Comcast Corp. would gain significant streaming video footprint if its proposed acquisition of European operator Sky plc materializes, experts said.
To diversify beyond its mature pay TV business, historically delivered via satellite, Sky has invested heavily in digital video services. It has launched streaming video services in Western Europe, primarily in the U.K., Germany, Austria and Italy, with expansion plans underway in Spain and Switzerland. Sky is also looking to virtualize its traditional TV business.
In the U.S., Comcast's streaming offerings mostly target its existing broadband and pay TV customers to support the general rush to digital video. The company has partnered with over-the-top providers to include their apps on its platform.
Bruce Tuchman, a media and technology industry investor and adviser, said that is really Comcast's best option in the U.S. at this point given the dominance of the mature players in the market.
"I think the game's already lost in the U.S. No one is going to be launching a big OTT service. ... Netflix is over 50 million subscribers. Hulu has put in a lot of effort. Amazon is a gargantuan company," said the former president of AMC Global and Sundance Channel Global. "That game is lost in the U.S., but it's not by any means lost in the international markets," he said. Tuchman previously worked with Asian OTT provider iflix.
Penetration in Western Europe would give Comcast a position in an OTT market that is still filling out, U.K.-based digital media consultant Nathalie Lethbridge said. Those markets are largely unsaturated compared to the U.S., she said. Some European countries, like Germany, still largely favor linear TV, with competition among streaming providers only recently mounting and the market getting attention from U.S. companies like Discovery Communications Inc.
Austria is also early in its OTT adoption, with Netflix and Prime Video accounting for just 1.2% of video consumption in that country compared to 81% for linear TV and catch-up services, according to Kagan research, a unit within S&P Global Market Intelligence. Italy is also very early in its adoption of streaming video, Lethbridge said.
For these markets, local TV catch-up programming is a big driver for digital video adoption, which could bode well for local players, like Sky's NOW TV OTT platform, over services like Netflix and Amazon that support less local content, said Lethbridge. The firm she founded, Atonik Digital, advises companies and investors on European OTT markets.

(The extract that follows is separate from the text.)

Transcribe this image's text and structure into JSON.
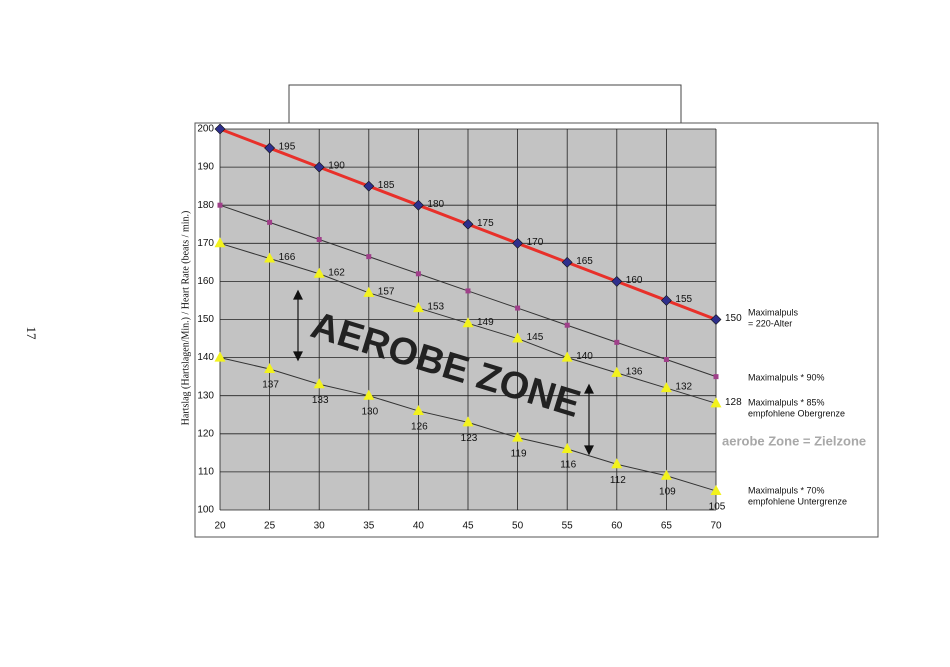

Kagan analyst Michail Chandakas agreed. "They prefer local content, so you'll see the most successful services owned by local operators," he said. However, small local OTT operators, like Germany's Maxdome, do not necessarily have the resources to compete with Netflix, which expects to spend $8 billion in content in 2018. This creates a good position for Sky, which not only has the financial resources but also the legacy local knowledge to compete.
"There is a huge tradition of local drama [in Europe] and Sky is probably far ahead of anyone out there right now in competing with local content," Tuchman said, echoing Chandakas. "Netflix and Amazon are going to have to go local, and they just can't invent a successful production process or acquisition process overnight."
Other markets in Europe are steadily maturing. Over 43% of broadband customers in the U.K. subscribe to one or more OTT services, according to Kagan. Sky's NOW TV streaming platform was No. 3 in the U.K. behind Netflix and Amazon, as of August 2017, with Kagan estimates putting Netflix at 6.9 million subscribers, Amazon Prime Video at 3.7 million and NOW TV at 1.5 million. Lethbridge said Sky's NOW TV platform, which launched after Netflix, is growing rapidly and steadily catching up to its U.S.-based competition.
Meanwhile, a potential acquisition would allow Comcast to leverage investments Sky has made in iflix, fuboTV, Roku Inc. and Molotov SA, as noted in a recent analysis by Kagan analyst Michelle Abraham. This is how Sky has distinguished itself, Tuchman said. The operator has "seen the writing on the wall" and invested in OTT and digital delivery broadly," he said. Already, 70% of Sky customers receive television over digital channels, said Sky CEO and executive director Jeremy Darroch during the company's Jan. 25 earnings conference call.
Comcast has yet to make a formal offer for Sky. The company announced its intent to make a takeover bid of £12.50 per share, valuing the British pay TV giant at about £22 billion. 21st Century Fox Inc., which has a minority stake in Sky, has said it "remains committed" to its earlier offer of £10.75 per Sky share for the 61% of Sky that Fox does not already own.